Story last updated at 12/10/2008 - 11:30 am
ANCHORAGE - The Alaska Native Arts Foundation (ANAF) Executive Director Carrie Brown announced last week the distribution of $17,227.61 in seven awards through the Foundation's Cultural Arts Project Support (CAPS) Initiative. This competitive grant program is dedicated to enriching Alaska Native artists and arts organizations.
The CAPS program is designed to support activities such as artist-in-residence programs; rural art programs that reach young artists in the schools; workshops; artist fees for demonstration projects at museums and cultural centers, exhibitions; and documentation of artists' work.
The review panel evaluates project applications according (but not limited to) the following considerations: the degree to which projects meet the mission and goals of the Foundation; demonstrating preservation, innovation and/or advancement of cultural or artistic traditions; and impacting the enhancement of the arts in rural communities. The CAPS awards are funded in partnership with the Ford Foundation as well as through the sale of artwork ANAF purchases directly from artists and sells through Alaskanativearts.org, the Anchorage gallery, and special events and outlets throughout the United States.

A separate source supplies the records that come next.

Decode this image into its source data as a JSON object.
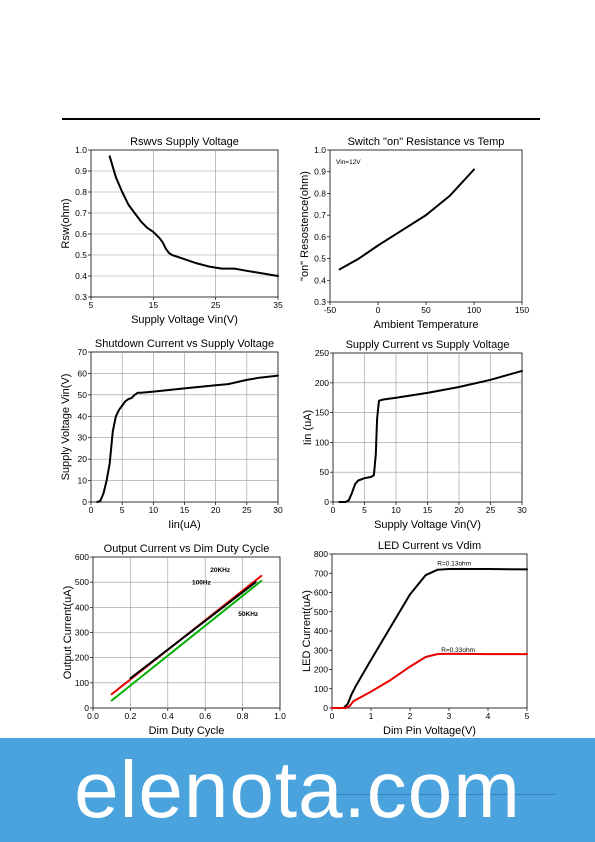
{
  "watermark": {
    "text": "elenota.com",
    "color": "#4aa3dc"
  },
  "chart_data": [
    {
      "type": "line",
      "title": "Rswvs Supply Voltage",
      "xlabel": "Supply Voltage Vin(V)",
      "ylabel": "Rsw(ohm)",
      "xlim": [
        5,
        35
      ],
      "ylim": [
        0.3,
        1.0
      ],
      "xticks": [
        "5",
        "15",
        "25",
        "35"
      ],
      "yticks": [
        "0.3",
        "0.4",
        "0.5",
        "0.6",
        "0.7",
        "0.8",
        "0.9",
        "1.0"
      ],
      "grid": true,
      "series": [
        {
          "color": "#000000",
          "x": [
            8,
            8.5,
            9,
            10,
            11,
            12,
            13,
            14,
            15,
            16,
            16.5,
            17,
            17.5,
            18,
            19,
            20,
            22,
            24,
            26,
            28,
            30,
            32,
            35
          ],
          "y": [
            0.97,
            0.92,
            0.87,
            0.8,
            0.74,
            0.7,
            0.66,
            0.63,
            0.61,
            0.58,
            0.56,
            0.53,
            0.51,
            0.5,
            0.49,
            0.48,
            0.46,
            0.445,
            0.435,
            0.435,
            0.425,
            0.415,
            0.4
          ]
        }
      ]
    },
    {
      "type": "line",
      "title": "Switch \"on\" Resistance vs Temp",
      "xlabel": "Ambient Temperature",
      "ylabel": "\"on\" Resostence(ohm)",
      "xlim": [
        -50,
        150
      ],
      "ylim": [
        0.3,
        1.0
      ],
      "xticks": [
        "-50",
        "0",
        "50",
        "100",
        "150"
      ],
      "yticks": [
        "0.3",
        "0.4",
        "0.5",
        "0.6",
        "0.7",
        "0.8",
        "0.9",
        "1.0"
      ],
      "grid": false,
      "annotations": [
        "Vin=12V"
      ],
      "series": [
        {
          "color": "#000000",
          "x": [
            -40,
            -20,
            0,
            25,
            50,
            75,
            100
          ],
          "y": [
            0.45,
            0.5,
            0.56,
            0.63,
            0.7,
            0.79,
            0.91
          ]
        }
      ]
    },
    {
      "type": "line",
      "title": "Shutdown Current vs Supply Voltage",
      "xlabel": "Iin(uA)",
      "ylabel": "Supply Voltage Vin(V)",
      "xlim": [
        0,
        30
      ],
      "ylim": [
        0,
        70
      ],
      "xticks": [
        "0",
        "5",
        "10",
        "15",
        "20",
        "25",
        "30"
      ],
      "yticks": [
        "0",
        "10",
        "20",
        "30",
        "40",
        "50",
        "60",
        "70"
      ],
      "grid": true,
      "series": [
        {
          "color": "#000000",
          "x": [
            1,
            1.5,
            2,
            2.5,
            3,
            3.5,
            4,
            4.5,
            5,
            5.5,
            6,
            6.5,
            7,
            7.5,
            8,
            10,
            15,
            20,
            22,
            25,
            27,
            30
          ],
          "y": [
            0,
            0.5,
            4,
            10,
            18,
            33,
            40,
            43,
            45,
            47,
            48,
            48.5,
            50,
            51,
            51,
            51.5,
            53,
            54.5,
            55,
            57,
            58,
            59
          ]
        }
      ]
    },
    {
      "type": "line",
      "title": "Supply Current vs Supply Voltage",
      "xlabel": "Supply Voltage Vin(V)",
      "ylabel": "Iin (uA)",
      "xlim": [
        0,
        30
      ],
      "ylim": [
        0,
        250
      ],
      "xticks": [
        "0",
        "5",
        "10",
        "15",
        "20",
        "25",
        "30"
      ],
      "yticks": [
        "0",
        "50",
        "100",
        "150",
        "200",
        "250"
      ],
      "grid": true,
      "series": [
        {
          "color": "#000000",
          "x": [
            1,
            2,
            2.5,
            3,
            3.5,
            4,
            5,
            6,
            6.5,
            6.8,
            7,
            7.3,
            8,
            10,
            15,
            20,
            25,
            30
          ],
          "y": [
            0,
            0,
            3,
            15,
            30,
            36,
            40,
            42,
            45,
            80,
            140,
            170,
            172,
            175,
            183,
            193,
            205,
            220
          ]
        }
      ]
    },
    {
      "type": "line",
      "title": "Output Current vs Dim Duty Cycle",
      "xlabel": "Dim Duty Cycle",
      "ylabel": "Output Current(uA)",
      "xlim": [
        0.0,
        1.0
      ],
      "ylim": [
        0,
        600
      ],
      "xticks": [
        "0.0",
        "0.2",
        "0.4",
        "0.6",
        "0.8",
        "1.0"
      ],
      "yticks": [
        "0",
        "100",
        "200",
        "300",
        "400",
        "500",
        "600"
      ],
      "grid": true,
      "series": [
        {
          "name": "20KHz",
          "color": "#e60000",
          "x": [
            0.1,
            0.9
          ],
          "y": [
            55,
            525
          ]
        },
        {
          "name": "100Hz",
          "color": "#000000",
          "x": [
            0.2,
            0.87
          ],
          "y": [
            118,
            500
          ]
        },
        {
          "name": "50KHz",
          "color": "#00b000",
          "x": [
            0.1,
            0.9
          ],
          "y": [
            30,
            505
          ]
        }
      ]
    },
    {
      "type": "line",
      "title": "LED Current vs Vdim",
      "xlabel": "Dim Pin Voltage(V)",
      "ylabel": "LED Current(uA)",
      "xlim": [
        0,
        5
      ],
      "ylim": [
        0,
        800
      ],
      "xticks": [
        "0",
        "1",
        "2",
        "3",
        "4",
        "5"
      ],
      "yticks": [
        "0",
        "100",
        "200",
        "300",
        "400",
        "500",
        "600",
        "700",
        "800"
      ],
      "grid": false,
      "series": [
        {
          "name": "R=0.13ohm",
          "color": "#000000",
          "x": [
            0,
            0.3,
            0.4,
            0.5,
            0.6,
            1.0,
            1.5,
            2.0,
            2.4,
            2.7,
            3.0,
            3.5,
            4.0,
            5.0
          ],
          "y": [
            0,
            0,
            20,
            70,
            110,
            250,
            420,
            590,
            690,
            718,
            722,
            722,
            722,
            720
          ]
        },
        {
          "name": "R=0.33ohm",
          "color": "#e60000",
          "x": [
            0,
            0.35,
            0.45,
            0.55,
            1.0,
            1.5,
            2.0,
            2.4,
            2.7,
            3.0,
            4.0,
            5.0
          ],
          "y": [
            0,
            0,
            10,
            35,
            85,
            145,
            215,
            265,
            280,
            282,
            280,
            280
          ]
        }
      ]
    }
  ]
}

The Fall 2008 Grantees are:
Artstream Cultural Resources ($5,000)
Alfred Gosuk ($2,500)
Bryon Amos ($2,500)
Native Village of Eyak ($2,500)
Duke University Press ($2,250)
Zoe Schneider ($2,477.61)
Artstream Cultural Resources CAPS award will help pay for materials and supplies to make traditional regalia for 20 members of the North Tide dance group formed in 2007 in Haines. The main purpose is to facilitate sober lifestyle and well-being activities targeted to at-risk children through Native culture and art.
Yup'ik artist from Togiak, Alfred Gosuk, will use his CAPS award to help buy ivory, whalebone, and baleen materials from Alaskans, and purchase tools and other resources.

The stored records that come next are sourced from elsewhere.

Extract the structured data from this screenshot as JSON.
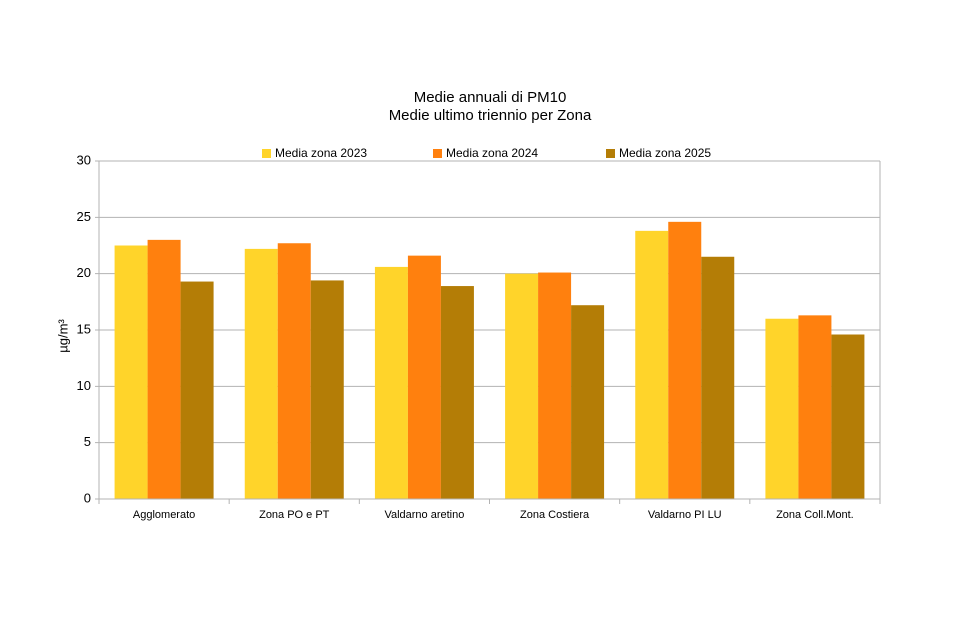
{
  "chart_data": {
    "type": "bar",
    "title": "Medie annuali di PM10",
    "subtitle": "Medie ultimo triennio per Zona",
    "y_label": "µg/m³",
    "categories": [
      "Agglomerato",
      "Zona PO e PT",
      "Valdarno aretino",
      "Zona Costiera",
      "Valdarno PI LU",
      "Zona Coll.Mont."
    ],
    "series": [
      {
        "name": "Media zona 2023",
        "color": "#ffd42a",
        "values": [
          22.5,
          22.2,
          20.6,
          20.0,
          23.8,
          16.0
        ]
      },
      {
        "name": "Media zona 2024",
        "color": "#ff800e",
        "values": [
          23.0,
          22.7,
          21.6,
          20.1,
          24.6,
          16.3
        ]
      },
      {
        "name": "Media zona 2025",
        "color": "#b47d06",
        "values": [
          19.3,
          19.4,
          18.9,
          17.2,
          21.5,
          14.6
        ]
      }
    ],
    "ylim": [
      0,
      30
    ],
    "yticks": [
      0,
      5,
      10,
      15,
      20,
      25,
      30
    ],
    "grid": true,
    "legend": "top"
  }
}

Multi-talented Eskimo artist Bryon Amos will purchase quality soapstone from Vancouver, British Columbia with his CAPS award. He said he hopes to "Increase his abilities in business growth and investments using ancient artistic skills in this generation".
Native Village of Eyak CAPS award will fund the Ilanka Cultural Center to teach a mukluk workshop with Willy Topkok, an Inupiat skin sewer. Willy Topkok is from Teller and Wales. In the workshop he will teach the function and designs of mukluks and show the class how to utilize natural materials from animals and plants to make the traditional boots.
Duke University Press will use the CAPS award for color plates for a large volume book entitled "Alaska Native Reader: History, Politics and Art," edited by Maria Williams, who is Tlingit. The color plates will primarily highlight the contemporary artwork of Alaska Native artists.
Zoe Schneider's project includes three pieces of work to promote contemporary and traditional Alaska Native bead art. The three pieces will be used to construct a beaded gown with polished quills, moose hide and beads; and polished and buffed dentalia shells, beads and hide. Award funds will be used to purchase materials and supplies for her project.
Dec. 31 is the next postmark deadline for the next round of grant awards. Applications are available at Alaskanativearts.org.
The Alaska Native Arts Foundation is a nonprofit organization founded in 2002 to promote and celebrate the uniqueness of Alaska Native art and heritage.
The Foundation's goals are to increase general awareness of Alaska Native cultures and provide opportunities to educate the public about the diverse cultural expressions of Alaska's indigenous peoples; stimulate demand for and help establish fair market pricing for works of art created by Alaska Native people in order to improve the economic well-being of Alaska Native artists and Alaska's villages; and, invigorate the education and training of the next generation of Alaska's Native artists.